I think the subject of matter is the main focus of the question. In Boyce v Boyce 1849 the testator left two houses on trust for his daugthers (Maria and Charlotte), under the condition that one of the daughter's (Maria) got first pick. Maria died before making her decision, so it was unknown what house she would have picked. It was held by the Court of Chancery that the trust failed, because there is no subject of matter. Without certainty of subject matter there cannot be a trust because there is no property.
Reply 4
Original post by Mouna09
I think the subject of matter is the main focus of the question. In Boyce v Boyce 1849 the testator left two houses on trust for his daugthers (Maria and Charlotte), under the condition that one of the daughter's (Maria) got first pick. Maria died before making her decision, so it was unknown what house she would have picked.

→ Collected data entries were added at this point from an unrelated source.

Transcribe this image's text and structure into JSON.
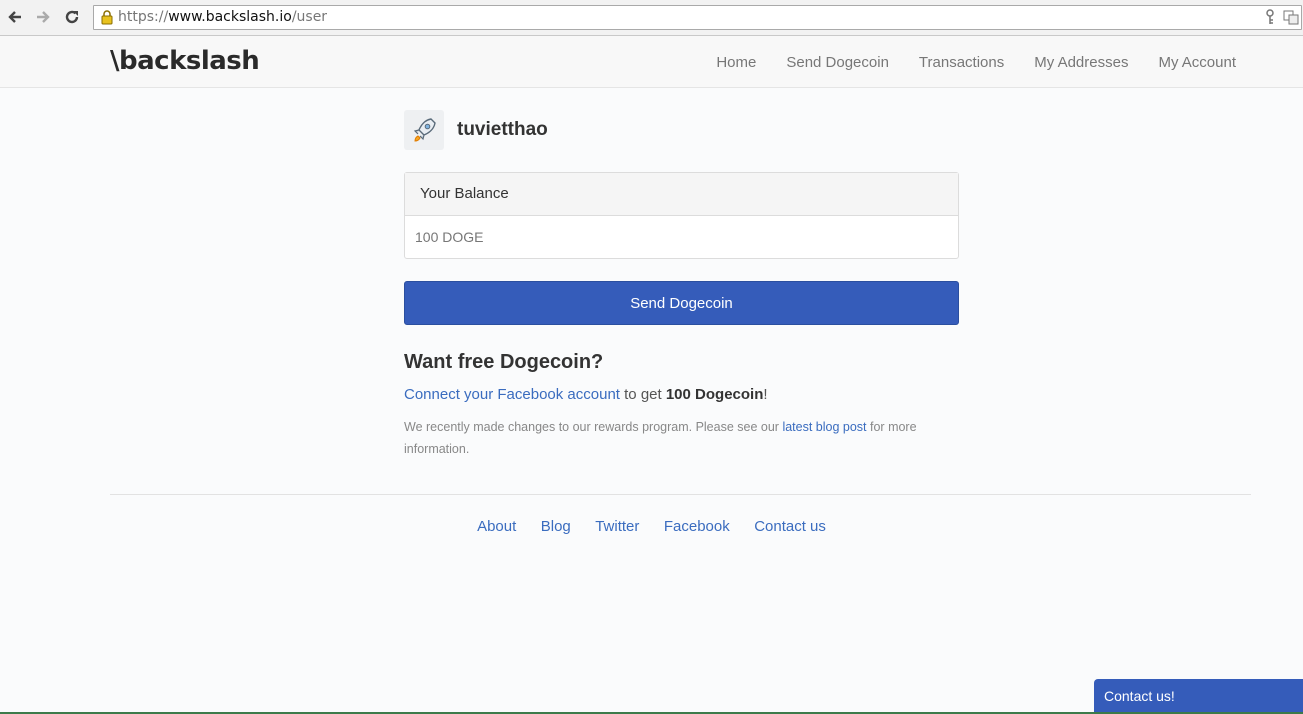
{
  "browser": {
    "url_scheme": "https://",
    "url_host": "www.backslash.io",
    "url_path": "/user"
  },
  "header": {
    "logo": "\\backslash",
    "nav": [
      "Home",
      "Send Dogecoin",
      "Transactions",
      "My Addresses",
      "My Account"
    ]
  },
  "profile": {
    "username": "tuvietthao",
    "avatar_icon": "rocket-icon"
  },
  "balance": {
    "heading": "Your Balance",
    "value": "100 DOGE"
  },
  "send_button": "Send Dogecoin",
  "promo": {
    "heading": "Want free Dogecoin?",
    "link_text": "Connect your Facebook account",
    "text_mid": " to get ",
    "bold_amount": "100 Dogecoin",
    "text_end": "!",
    "note_start": "We recently made changes to our rewards program. Please see our ",
    "note_link": "latest blog post",
    "note_end": " for more information."
  },
  "footer": {
    "links": [
      "About",
      "Blog",
      "Twitter",
      "Facebook",
      "Contact us"
    ]
  },
  "contact_widget": "Contact us!",
  "colors": {
    "accent": "#355cba",
    "link": "#3a6cbf"
  }
}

It was held by the Court of Chancery that the trust failed, because there is no subject of matter. Without certainty of subject matter there cannot be a trust because there is no property.


Thank you so much!!
Reply 5
Original post by angusia
Thank you so much!!


You're welcome. Also, I forgot to add that the trust may still be certain for subject matter ONLY if the testator dies believing the beneficiary has no reason to object picking an option. So even if the beneficiary dies, the testator might have intended for the beneficiary to be a trustee, by giving the beneficiary the ''power of selection''. So when the beneficiary dies the maxim of equity ''equity will not allow let a trust fail for want of trustee'' may activate, leaving someone else ( the courts) to make the choice. But isn't always likely. If you do get a question on this layout the principles of in Boyce v Boyce (1849) which I previously said and also mention this alternative. There you will get higher marks for applying the law of equity in a different perspective.